Artificial neural networks, such as recurrent neural networks (RNNs) and transformers, have empirically demonstrated impressive performance across many natural language processing tasks. However, automated text processing at a deeper and more interpretable level arguably requires extracting intricate patterns such as underlying grammatical structures. As a result, correctly interpreting a neural language model would require an understanding of linguistic structure through formal language theory. Nonetheless, there is often a discrepancy between theoretical and practical findings that restrict models informed by formal language theory in real-life scenarios. For instance, while learning context-free grammars (CFGs), existing neural models fall short because they lack appropriate memory structures. In this work, we investigate how learning algorithms affect the generalization ability of RNNs that are designed to learn context-free languages (CFGs) as well as their ability to encode hierarchical representations.
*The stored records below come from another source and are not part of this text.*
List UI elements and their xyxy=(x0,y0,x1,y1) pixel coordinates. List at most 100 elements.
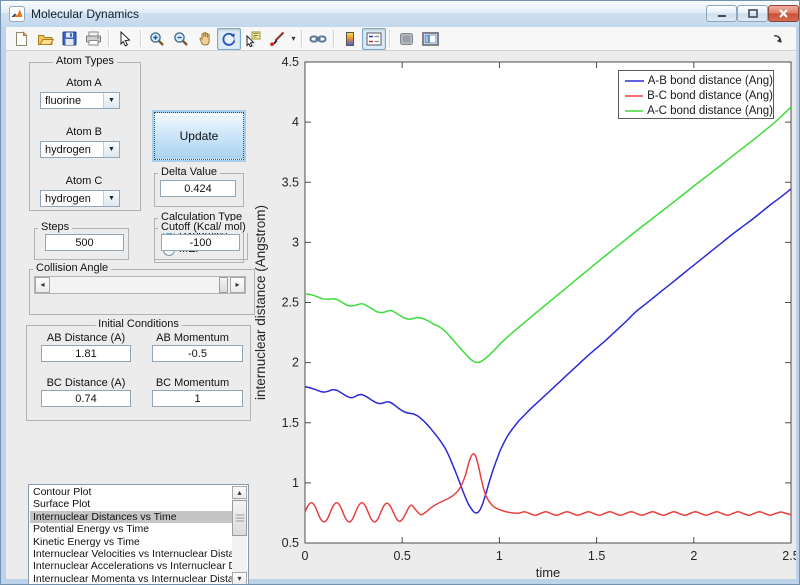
svg-text:1: 1 xyxy=(496,549,503,563)
steps-label: Steps xyxy=(38,221,72,233)
new-figure-icon[interactable] xyxy=(9,28,33,50)
bc-momentum-field[interactable]: 1 xyxy=(152,390,243,407)
svg-text:2.5: 2.5 xyxy=(282,296,299,310)
print-icon[interactable] xyxy=(81,28,105,50)
toolbar-separator xyxy=(108,30,110,47)
matlab-figure-icon xyxy=(9,6,25,22)
atom-c-label: Atom C xyxy=(39,175,129,187)
initial-conditions-label: Initial Conditions xyxy=(95,318,182,330)
svg-text:1.5: 1.5 xyxy=(282,416,299,430)
collision-angle-slider[interactable]: ◂ ▸ xyxy=(34,276,246,294)
open-file-icon[interactable] xyxy=(33,28,57,50)
insert-colorbar-icon[interactable] xyxy=(338,28,362,50)
link-plot-icon[interactable] xyxy=(306,28,330,50)
list-item[interactable]: Internuclear Accelerations vs Internucle… xyxy=(30,560,233,572)
hide-plot-tools-icon[interactable] xyxy=(394,28,418,50)
list-item[interactable]: Internuclear Momenta vs Internuclear Dis… xyxy=(30,573,233,585)
list-item[interactable]: Potential Energy vs Time xyxy=(30,523,233,535)
slider-right-arrow-icon[interactable]: ▸ xyxy=(230,277,245,293)
molecular-dynamics-window: Molecular Dynamics xyxy=(0,0,800,585)
ab-distance-field[interactable]: 1.81 xyxy=(41,345,131,362)
legend-entry-label: A-C bond distance (Ang) xyxy=(647,105,773,117)
atom-types-label: Atom Types xyxy=(53,55,117,67)
scroll-down-arrow-icon[interactable]: ▾ xyxy=(232,572,247,585)
steps-field[interactable]: 500 xyxy=(45,234,124,251)
list-item[interactable]: Surface Plot xyxy=(30,498,233,510)
svg-text:time: time xyxy=(536,565,561,579)
delta-value-label: Delta Value xyxy=(158,166,220,178)
title-bar[interactable]: Molecular Dynamics xyxy=(1,1,800,27)
atom-c-dropdown[interactable]: hydrogen ▼ xyxy=(40,190,120,207)
update-button[interactable]: Update xyxy=(154,112,244,160)
plot-type-list: Contour PlotSurface PlotInternuclear Dis… xyxy=(30,486,233,585)
legend-entry: A-C bond distance (Ang) xyxy=(619,103,773,118)
brush-caret-icon[interactable]: ▾ xyxy=(289,29,298,49)
svg-text:0.5: 0.5 xyxy=(282,536,299,550)
atom-c-value: hydrogen xyxy=(45,192,91,206)
brush-icon[interactable] xyxy=(265,28,289,50)
bc-distance-field[interactable]: 0.74 xyxy=(41,390,131,407)
insert-legend-icon[interactable] xyxy=(362,28,386,50)
bc-momentum-label: BC Momentum xyxy=(142,377,243,389)
ab-momentum-field[interactable]: -0.5 xyxy=(152,345,243,362)
atom-a-dropdown[interactable]: fluorine ▼ xyxy=(40,92,120,109)
svg-text:2: 2 xyxy=(690,549,697,563)
legend-entry: B-C bond distance (Ang) xyxy=(619,88,773,103)
edit-plot-icon[interactable] xyxy=(113,28,137,50)
slider-left-arrow-icon[interactable]: ◂ xyxy=(35,277,50,293)
window-title: Molecular Dynamics xyxy=(31,7,139,21)
scroll-up-arrow-icon[interactable]: ▴ xyxy=(232,486,247,499)
toolbar-separator xyxy=(301,30,303,47)
atom-a-label: Atom A xyxy=(39,77,129,89)
delta-value-field[interactable]: 0.424 xyxy=(160,180,236,197)
legend-entry-label: A-B bond distance (Ang) xyxy=(648,75,773,87)
pan-icon[interactable] xyxy=(193,28,217,50)
data-cursor-icon[interactable] xyxy=(241,28,265,50)
collision-angle-label: Collision Angle xyxy=(33,262,111,274)
dropdown-arrow-icon[interactable]: ▼ xyxy=(103,191,119,206)
vscroll-thumb[interactable] xyxy=(232,500,247,536)
bc-distance-label: BC Distance (A) xyxy=(31,377,141,389)
rotate-3d-icon[interactable] xyxy=(217,28,241,50)
toolbar-separator xyxy=(140,30,142,47)
zoom-out-icon[interactable] xyxy=(169,28,193,50)
list-item[interactable]: Internuclear Velocities vs Internuclear … xyxy=(30,548,233,560)
toolbar-separator xyxy=(333,30,335,47)
legend-line-sample xyxy=(624,109,643,113)
plot-type-listbox[interactable]: Contour PlotSurface PlotInternuclear Dis… xyxy=(28,484,249,585)
save-figure-icon[interactable] xyxy=(57,28,81,50)
figure-canvas: Atom Types Atom A fluorine ▼ Atom B hydr… xyxy=(6,51,796,579)
atom-b-value: hydrogen xyxy=(45,143,91,157)
legend-entry: A-B bond distance (Ang) xyxy=(619,73,773,88)
dropdown-arrow-icon[interactable]: ▼ xyxy=(103,142,119,157)
toolbar-separator xyxy=(389,30,391,47)
dock-figure-icon[interactable] xyxy=(766,28,790,50)
minimize-button[interactable] xyxy=(706,5,737,22)
listbox-vscrollbar[interactable]: ▴ ▾ xyxy=(232,486,247,585)
slider-thumb[interactable] xyxy=(219,277,228,293)
svg-text:3.5: 3.5 xyxy=(282,175,299,189)
list-item[interactable]: Kinetic Energy vs Time xyxy=(30,536,233,548)
cutoff-field[interactable]: -100 xyxy=(161,234,240,251)
plot-legend[interactable]: A-B bond distance (Ang) B-C bond distance… xyxy=(618,70,774,119)
list-item[interactable]: Internuclear Distances vs Time xyxy=(30,511,233,523)
svg-text:internuclear distance (Angstro: internuclear distance (Angstrom) xyxy=(253,205,268,400)
svg-text:0: 0 xyxy=(302,549,309,563)
svg-text:2: 2 xyxy=(292,356,299,370)
close-button[interactable] xyxy=(768,5,799,22)
list-item[interactable]: Contour Plot xyxy=(30,486,233,498)
atom-b-dropdown[interactable]: hydrogen ▼ xyxy=(40,141,120,158)
maximize-button[interactable] xyxy=(737,5,768,22)
show-plot-tools-icon[interactable] xyxy=(418,28,442,50)
figure-toolbar: ▾ xyxy=(6,27,796,51)
svg-text:1: 1 xyxy=(292,476,299,490)
atom-b-label: Atom B xyxy=(39,126,129,138)
svg-text:4: 4 xyxy=(292,115,299,129)
cutoff-label: Cutoff (Kcal/ mol) xyxy=(158,221,249,233)
svg-text:4.5: 4.5 xyxy=(282,55,299,69)
dropdown-arrow-icon[interactable]: ▼ xyxy=(103,93,119,108)
svg-text:3: 3 xyxy=(292,235,299,249)
zoom-in-icon[interactable] xyxy=(145,28,169,50)
atom-a-value: fluorine xyxy=(45,94,81,108)
legend-entry-label: B-C bond distance (Ang) xyxy=(647,90,773,102)
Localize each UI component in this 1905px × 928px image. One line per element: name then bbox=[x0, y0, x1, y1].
To do so, we investigate a range of learning algorithms on complex, context-free languages such as the Dyck languages, with a focus on the RNN’s ability to generalize to longer sequences when processing a CFG. Our results demonstrate that a Long Short-term memory (LSTM) RNN equipped with second-order connections, trained with the sparse attentive backtracking (SAB) algorithm, performs stably across various Dyck languages and successfully emulates real-time-counter machines. We empirically show that RNNs without external memory are incapable of recognizing Dyck-2 languages, which require a stack-like structure. We finally investigate each learning algorithm’s performance on real-world language modeling tasks using the Penn Tree Bank and text8 benchmarks. We further investigate how an increase in model parameters affects each RNN’s stability and grammar recognition performance when trained using different learning algorithms.